What does a driver do when she’s stuck and going nowhere?
“In that five-hour period, I saw a bunch of signs for liquor,” Avers said, but she couldn’t find a bar where she could wait out the traffic. “So I finally walked to gas station and got a deuce-deuce [a 22-ounce beer] and poured it in a coffee cup. This isn’t drinking and driving if I’m not going anywhere.”
At 11 p.m., Avers said, she finally made it to the freeway -- and the scene was like something out of a zombie movie.
Abandoned cars. Jack-knifed tractor-trailer trucks. Forlorn drivers, out of gas or out of hope, walking along the side of the road. Tires skidding on ice without moving their drivers forward.
“You see weird breaks where it’s like a graveyard for dead trucks,” she said. “It’s like ‘The Walking Dead.’”
Avers’ husband, Aaron, a chef who had left work at 10 p.m., was stuck in traffic two or three miles behind her.
“Meanwhile my father is calling me every hour, on the hour, from Ohio, and he’s like, ‘Are you OK?’ and I’m like, ‘Dad, I’ve literally traveled two-tenths of a mile since we last talked.’”

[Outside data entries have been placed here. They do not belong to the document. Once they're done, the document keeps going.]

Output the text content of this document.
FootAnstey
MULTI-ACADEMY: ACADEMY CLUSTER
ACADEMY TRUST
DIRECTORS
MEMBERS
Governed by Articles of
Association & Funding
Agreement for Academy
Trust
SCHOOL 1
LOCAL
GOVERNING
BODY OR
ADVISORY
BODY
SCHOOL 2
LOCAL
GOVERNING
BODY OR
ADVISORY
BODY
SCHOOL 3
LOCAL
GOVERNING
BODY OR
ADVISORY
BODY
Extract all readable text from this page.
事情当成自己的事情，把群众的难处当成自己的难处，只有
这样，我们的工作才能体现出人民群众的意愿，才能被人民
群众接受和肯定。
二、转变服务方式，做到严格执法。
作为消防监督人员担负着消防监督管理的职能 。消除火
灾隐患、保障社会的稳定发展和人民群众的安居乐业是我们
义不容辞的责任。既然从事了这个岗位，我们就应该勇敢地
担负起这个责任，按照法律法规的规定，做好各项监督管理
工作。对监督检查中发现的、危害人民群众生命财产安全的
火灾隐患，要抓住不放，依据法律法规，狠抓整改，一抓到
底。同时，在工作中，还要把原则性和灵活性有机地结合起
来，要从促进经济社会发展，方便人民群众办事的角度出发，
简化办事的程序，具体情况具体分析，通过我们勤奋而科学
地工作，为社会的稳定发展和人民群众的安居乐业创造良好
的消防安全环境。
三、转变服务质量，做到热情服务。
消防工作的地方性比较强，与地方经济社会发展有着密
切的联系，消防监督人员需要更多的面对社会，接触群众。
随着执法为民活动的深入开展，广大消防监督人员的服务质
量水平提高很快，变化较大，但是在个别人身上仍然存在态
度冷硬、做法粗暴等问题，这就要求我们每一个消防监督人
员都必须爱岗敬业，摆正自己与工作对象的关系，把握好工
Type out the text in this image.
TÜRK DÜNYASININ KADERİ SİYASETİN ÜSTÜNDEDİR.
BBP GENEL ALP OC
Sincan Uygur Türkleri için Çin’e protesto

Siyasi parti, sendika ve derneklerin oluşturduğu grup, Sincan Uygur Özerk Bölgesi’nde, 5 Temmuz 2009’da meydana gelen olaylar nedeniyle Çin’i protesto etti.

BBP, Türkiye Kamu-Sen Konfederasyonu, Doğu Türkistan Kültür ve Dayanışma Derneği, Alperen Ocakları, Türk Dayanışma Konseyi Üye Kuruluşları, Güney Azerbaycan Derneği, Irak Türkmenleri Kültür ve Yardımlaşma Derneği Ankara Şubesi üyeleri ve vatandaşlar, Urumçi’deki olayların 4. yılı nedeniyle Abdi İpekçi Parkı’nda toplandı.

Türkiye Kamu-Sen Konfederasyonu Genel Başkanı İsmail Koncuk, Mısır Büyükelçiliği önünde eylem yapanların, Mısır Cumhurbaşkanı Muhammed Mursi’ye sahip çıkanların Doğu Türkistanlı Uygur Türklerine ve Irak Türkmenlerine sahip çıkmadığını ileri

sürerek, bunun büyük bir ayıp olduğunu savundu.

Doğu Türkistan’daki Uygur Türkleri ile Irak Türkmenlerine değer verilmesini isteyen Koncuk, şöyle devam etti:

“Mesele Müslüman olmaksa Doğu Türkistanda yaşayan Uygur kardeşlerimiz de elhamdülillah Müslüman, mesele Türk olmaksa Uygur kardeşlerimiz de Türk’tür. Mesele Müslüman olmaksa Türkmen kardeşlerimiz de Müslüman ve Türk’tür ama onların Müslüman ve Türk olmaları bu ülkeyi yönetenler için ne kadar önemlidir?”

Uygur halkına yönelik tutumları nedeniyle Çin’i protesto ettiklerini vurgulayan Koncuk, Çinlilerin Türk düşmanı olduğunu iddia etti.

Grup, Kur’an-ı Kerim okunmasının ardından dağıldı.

And Avers had not even reached what she had called “the real stopping point” yet.
That was two miles from her exit, at 2 a.m. Nothing moved.

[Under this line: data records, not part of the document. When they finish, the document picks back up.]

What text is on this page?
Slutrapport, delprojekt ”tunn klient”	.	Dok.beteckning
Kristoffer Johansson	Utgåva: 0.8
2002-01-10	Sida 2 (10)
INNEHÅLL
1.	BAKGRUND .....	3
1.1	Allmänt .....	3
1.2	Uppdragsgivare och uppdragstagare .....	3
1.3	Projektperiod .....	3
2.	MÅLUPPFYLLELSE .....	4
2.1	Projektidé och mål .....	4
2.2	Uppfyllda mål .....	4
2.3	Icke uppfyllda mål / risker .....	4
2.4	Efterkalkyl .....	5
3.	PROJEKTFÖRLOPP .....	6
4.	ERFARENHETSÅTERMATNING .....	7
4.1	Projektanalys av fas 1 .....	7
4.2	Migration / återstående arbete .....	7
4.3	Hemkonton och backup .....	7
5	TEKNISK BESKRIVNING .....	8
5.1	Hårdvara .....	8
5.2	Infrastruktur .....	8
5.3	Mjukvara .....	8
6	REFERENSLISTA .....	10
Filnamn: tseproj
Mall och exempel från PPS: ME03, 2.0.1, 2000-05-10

“I started watching ‘Private Practice’ on Netflix on my iPad,” Avers said. “So I’m watching my episodes, it turns into 3 o’clock, 4 o’clock, 5 o’clock, and we hadn’t moved in forever, and I’m about to run out of gas again.”
So she turned off the car. She was still wearing the suit she had on at work, but she piled other clothes in the car on herself. She noshed on the food and fruit in her Superman lunchbox, whose contents she thankfully hadn’t eaten at work.
And then she fell asleep in her car in the middle of the freeway.
“I closed my eyes, and I woke up because I’d think we were moving, and nobody was moving,” she said.
Finally, at 6 a.m., a police officer knocks on her window to tell her to move her car so a Georgia Department of Transportation truck can get through.
Avers was still wearing her nice work shoes, so she paid a guy to go get a can of gas for her car. After a 45-minute hike through the ice and snow, he returned with a can of gas and $3 in change.
“Are you kidding me?” she wondered. But then nothing about Atlanta’s traffic disaster was particularly normal for anybody involved.
“My sister’s freaking out, my family’s freaking out, everybody’s calling me every five minutes, and they’re like, ‘What are you doing?’ and I’m just like, ‘I’m sitting here,’” Avers said.
Finally, she got off the freeway. She couldn’t get home, but she got close enough. She parked at the edge of her neighborhood and walked into her home.
It was 11:30 a.m. She’d just made a 22-hour trip. Her husband arrived home after his own 12-hour trek, in a drive that usually takes him about an hour.
Avers decided to tell her boss that she probably wouldn’t be able to make it to work that day, or maybe the next day either.
Worst drive ever? Maybe. Avers says there were bright spots about her new city, even if it didn’t quite know how to drive.
“There were people -- I’ve never seen this before -- there were people in neighborhoods that were standing outside with water bottles, apples, food to give to people that were stuck; men that were out there, already home -- or not home -- guys that pulled over at the tops or bottoms of hills, pushing people out,” Avers said. “Three, four different times today I wouldn’t be able to get home without outright strangers helping me.
“And that,” she said, “was really amazing.”